Leben und Wirken[Bearbeiten | Quelltext bearbeiten]

Familiengrab von Rudolf und Ursula Bergander auf dem Dresdner Heidefriedhof

Ursula Bergander kam als Tochter des Geheimen Regierungsrats und Mediziners Karl Titze und der Meißner Ärztin und Radiologin Elisabeth Titze (geb. Klinger) in Berlin[3][4] zur Welt. Sie hatte drei Geschwister.

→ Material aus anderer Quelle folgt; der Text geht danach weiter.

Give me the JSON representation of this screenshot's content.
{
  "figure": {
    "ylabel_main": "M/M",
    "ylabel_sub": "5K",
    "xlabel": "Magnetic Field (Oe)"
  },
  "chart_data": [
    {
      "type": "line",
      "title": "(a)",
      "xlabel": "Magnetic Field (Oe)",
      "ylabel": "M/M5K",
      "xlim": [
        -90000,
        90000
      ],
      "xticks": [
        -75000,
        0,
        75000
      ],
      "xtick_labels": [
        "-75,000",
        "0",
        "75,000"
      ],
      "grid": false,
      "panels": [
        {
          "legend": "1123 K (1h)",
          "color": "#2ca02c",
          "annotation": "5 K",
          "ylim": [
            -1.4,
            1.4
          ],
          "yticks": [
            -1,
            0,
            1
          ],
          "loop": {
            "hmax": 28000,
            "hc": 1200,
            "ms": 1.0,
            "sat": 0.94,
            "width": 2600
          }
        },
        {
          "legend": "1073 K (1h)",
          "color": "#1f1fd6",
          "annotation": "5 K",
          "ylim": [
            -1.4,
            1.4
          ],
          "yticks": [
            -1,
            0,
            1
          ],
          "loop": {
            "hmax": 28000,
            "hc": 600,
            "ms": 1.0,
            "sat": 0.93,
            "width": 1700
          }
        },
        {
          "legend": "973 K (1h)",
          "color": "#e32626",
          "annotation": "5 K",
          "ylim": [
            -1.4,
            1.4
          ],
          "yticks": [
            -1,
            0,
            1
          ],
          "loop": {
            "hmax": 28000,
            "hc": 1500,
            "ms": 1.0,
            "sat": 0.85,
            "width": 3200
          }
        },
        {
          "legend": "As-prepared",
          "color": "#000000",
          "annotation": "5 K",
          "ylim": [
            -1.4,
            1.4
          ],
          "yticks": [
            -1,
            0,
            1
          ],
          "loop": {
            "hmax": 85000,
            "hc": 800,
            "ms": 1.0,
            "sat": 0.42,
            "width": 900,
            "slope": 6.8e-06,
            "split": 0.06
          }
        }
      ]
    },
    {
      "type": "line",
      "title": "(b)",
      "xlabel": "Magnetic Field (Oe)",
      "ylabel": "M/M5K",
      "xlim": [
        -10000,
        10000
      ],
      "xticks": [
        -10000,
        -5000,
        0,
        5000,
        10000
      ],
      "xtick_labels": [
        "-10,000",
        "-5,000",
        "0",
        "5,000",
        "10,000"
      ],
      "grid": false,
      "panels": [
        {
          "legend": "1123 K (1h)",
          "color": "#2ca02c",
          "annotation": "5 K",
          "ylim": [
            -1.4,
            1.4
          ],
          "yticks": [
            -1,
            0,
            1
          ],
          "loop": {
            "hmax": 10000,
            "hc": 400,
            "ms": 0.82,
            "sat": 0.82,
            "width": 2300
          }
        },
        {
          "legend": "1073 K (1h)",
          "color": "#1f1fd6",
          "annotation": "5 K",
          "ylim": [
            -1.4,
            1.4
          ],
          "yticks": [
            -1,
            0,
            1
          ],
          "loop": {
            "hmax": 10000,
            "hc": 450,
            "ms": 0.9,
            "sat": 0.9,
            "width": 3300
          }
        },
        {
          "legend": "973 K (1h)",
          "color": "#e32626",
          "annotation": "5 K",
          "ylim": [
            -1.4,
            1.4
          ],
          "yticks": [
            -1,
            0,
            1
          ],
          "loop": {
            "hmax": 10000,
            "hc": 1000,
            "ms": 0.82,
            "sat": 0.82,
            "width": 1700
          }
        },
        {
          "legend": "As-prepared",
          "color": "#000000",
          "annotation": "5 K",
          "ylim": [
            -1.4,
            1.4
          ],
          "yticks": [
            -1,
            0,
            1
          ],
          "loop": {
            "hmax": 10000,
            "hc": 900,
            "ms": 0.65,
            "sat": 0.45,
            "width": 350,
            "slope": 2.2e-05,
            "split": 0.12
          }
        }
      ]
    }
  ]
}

Der Vater verstarb 1924 im Alter von 50 Jahren als Patient in der Irrenanstalt Herzberge[5] und die Familie zog in die Heimatstadt der Mutter, Meißen, um. Elisabeth Titze erstritt ihrer Tochter nach der Höheren Mädchenschule 1926 als drittem Mädchen den, als weiteren Versuch gestatteten,[6] externen Zugang zur Fürsten- und Landesschule St. Afra.[7] Nach dem Abitur studierte sie ab 1932 an der Universität Jena Medizin[8] und promovierte anschließend an der Universität Leipzig. Ihre 1939 verteidigte Dissertationsschrift trug den Titel Zur Frage der Wesensveränderung nach Chorea minor.[9] Am 30. November 1937 beantragte sie die Aufnahme in die NSDAP und wurde rückwirkend zum 1. Mai desselben Jahres aufgenommen (Mitgliedsnummer 5.800.972).[10]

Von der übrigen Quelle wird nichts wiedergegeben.